Roger got out of the car, this time remaining standing, looking back and forth, keeping a sharp eye out for any that may have gotten through.

 

The last three stepped out onto the road. I fired. One dropped. Roger fired. Another fell. One left. I cocked the bolt. Roger pumped the shotgun and fired. The thing fell. I took a breath. We both looked back and forth, scanning the tree line. There was no movement. We had done it.

 

Roger turned to me and smiled. "Fuck yeah."

 

Amy got out of the car and sprinted up the driveway. "PARKER!"

 

I winced and got back in the car. "Roger! Let's go!"

 

He got back in and Eli hit the gas. Amy had cut through the trees, running in a straight line form the road to her front door. We could see her climbing the front steps as Eli drove up to the house. The driveway was littered with bodies. I tried to ignore the wet, crunching sounds as we drove over them.
Nothing but dead animals,
I told myself.

 

Amy used her keys, pushing the front door open.

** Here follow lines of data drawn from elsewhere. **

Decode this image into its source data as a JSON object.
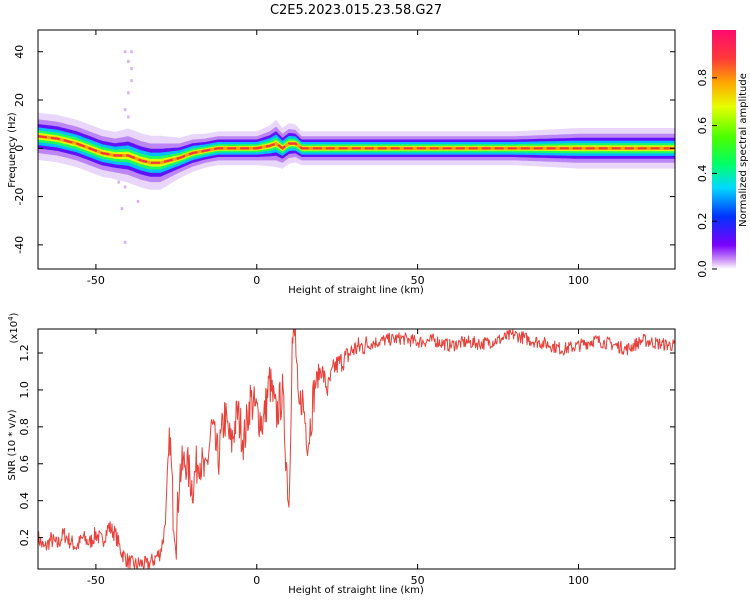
{
  "title": "C2E5.2023.015.23.58.G27",
  "colors": {
    "snr_line": "#e8413a",
    "spectral_ridge": "#f23a3a",
    "axis": "#000000"
  },
  "chart_data": [
    {
      "type": "heatmap",
      "name": "spectrogram",
      "xlabel": "Height of straight line (km)",
      "ylabel": "Frequency (Hz)",
      "xlim": [
        -68,
        130
      ],
      "ylim": [
        -50,
        49
      ],
      "x_ticks": [
        -50,
        0,
        50,
        100
      ],
      "x_tick_labels": [
        "-50",
        "0",
        "50",
        "100"
      ],
      "y_ticks": [
        -40,
        -20,
        0,
        20,
        40
      ],
      "y_tick_labels": [
        "-40",
        "-20",
        "0",
        "20",
        "40"
      ],
      "colorbar": {
        "label": "Normalized spectral amplitude",
        "range": [
          0.0,
          1.0
        ],
        "ticks": [
          0.0,
          0.2,
          0.4,
          0.6,
          0.8
        ],
        "tick_labels": [
          "0.0",
          "0.2",
          "0.4",
          "0.6",
          "0.8"
        ],
        "colormap": [
          "#ffffff",
          "#c98cf5",
          "#7a00ff",
          "#0033ff",
          "#00d9ff",
          "#00ff66",
          "#4aff00",
          "#e6ff00",
          "#ffa500",
          "#ff3a3a",
          "#ff0a6e"
        ]
      },
      "ridge_frequency": {
        "x": [
          -68,
          -62,
          -56,
          -52,
          -48,
          -44,
          -40,
          -36,
          -33,
          -30,
          -27,
          -24,
          -20,
          -16,
          -12,
          -8,
          -4,
          0,
          4,
          6,
          8,
          10,
          12,
          14,
          20,
          30,
          50,
          80,
          100,
          130
        ],
        "y": [
          5,
          4,
          2,
          0,
          -2,
          -3,
          -3,
          -5,
          -6,
          -6,
          -5,
          -4,
          -2,
          -1,
          0,
          0,
          0,
          0,
          1,
          2,
          0,
          2,
          2,
          0,
          0,
          0,
          0,
          0,
          0,
          0
        ],
        "spread_hz": [
          3.5,
          3.5,
          3.5,
          3.5,
          3.5,
          3.5,
          4,
          4,
          4,
          4,
          3.5,
          3,
          2.8,
          2.5,
          2.5,
          2.5,
          2.5,
          2.5,
          3,
          3.5,
          3,
          3,
          2.8,
          2.5,
          2.5,
          2.5,
          2.5,
          2.5,
          3,
          3
        ]
      }
    },
    {
      "type": "line",
      "name": "snr",
      "xlabel": "Height of straight line (km)",
      "ylabel": "SNR (10 * v/v)",
      "y_multiplier_label": "(x10",
      "y_multiplier_exp": "4",
      "xlim": [
        -68,
        130
      ],
      "ylim": [
        0.03,
        1.33
      ],
      "x_ticks": [
        -50,
        0,
        50,
        100
      ],
      "x_tick_labels": [
        "-50",
        "0",
        "50",
        "100"
      ],
      "y_ticks": [
        0.2,
        0.4,
        0.6,
        0.8,
        1.0,
        1.2
      ],
      "y_tick_labels": [
        "0.2",
        "0.4",
        "0.6",
        "0.8",
        "1.0",
        "1.2"
      ],
      "series": [
        {
          "x": [
            -68,
            -66,
            -64,
            -62,
            -60,
            -58,
            -56,
            -54,
            -52,
            -50,
            -48,
            -46,
            -44,
            -42,
            -40,
            -38,
            -36,
            -34,
            -32,
            -30,
            -29,
            -28,
            -27,
            -26,
            -25,
            -24,
            -22,
            -20,
            -18,
            -16,
            -14,
            -12,
            -10,
            -8,
            -6,
            -4,
            -2,
            0,
            2,
            4,
            6,
            8,
            10,
            11,
            12,
            13,
            14,
            16,
            18,
            20,
            22,
            24,
            26,
            28,
            30,
            35,
            40,
            45,
            50,
            55,
            60,
            65,
            70,
            75,
            80,
            85,
            90,
            95,
            100,
            105,
            110,
            115,
            120,
            125,
            130
          ],
          "values": [
            0.2,
            0.14,
            0.19,
            0.16,
            0.22,
            0.18,
            0.15,
            0.2,
            0.17,
            0.22,
            0.18,
            0.26,
            0.22,
            0.12,
            0.07,
            0.05,
            0.06,
            0.05,
            0.08,
            0.12,
            0.2,
            0.38,
            0.76,
            0.35,
            0.2,
            0.55,
            0.62,
            0.47,
            0.65,
            0.52,
            0.8,
            0.62,
            0.86,
            0.7,
            0.88,
            0.72,
            0.95,
            0.88,
            0.82,
            1.05,
            0.86,
            0.98,
            0.37,
            1.25,
            1.3,
            0.85,
            0.97,
            0.72,
            1.02,
            1.12,
            1.0,
            1.12,
            1.15,
            1.18,
            1.22,
            1.25,
            1.27,
            1.28,
            1.26,
            1.27,
            1.24,
            1.26,
            1.25,
            1.27,
            1.3,
            1.27,
            1.25,
            1.22,
            1.24,
            1.27,
            1.25,
            1.22,
            1.27,
            1.25,
            1.24
          ]
        }
      ]
    }
  ]
}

She was inside before we pulled up behind the jeep. I could hear her yelling Parker's name. Then she screamed. It was a keening wail, a blood-curdling noise that made all three of us jump. We piled out of the car, getting up to the house as fast as we could. Roger went in first, shotgun in hand. I was last, limping on my injured foot, taking the steps one at a time. Eli went in ahead of me. I could hear Amy crying. Roger had stopped. He lowered the shotgun.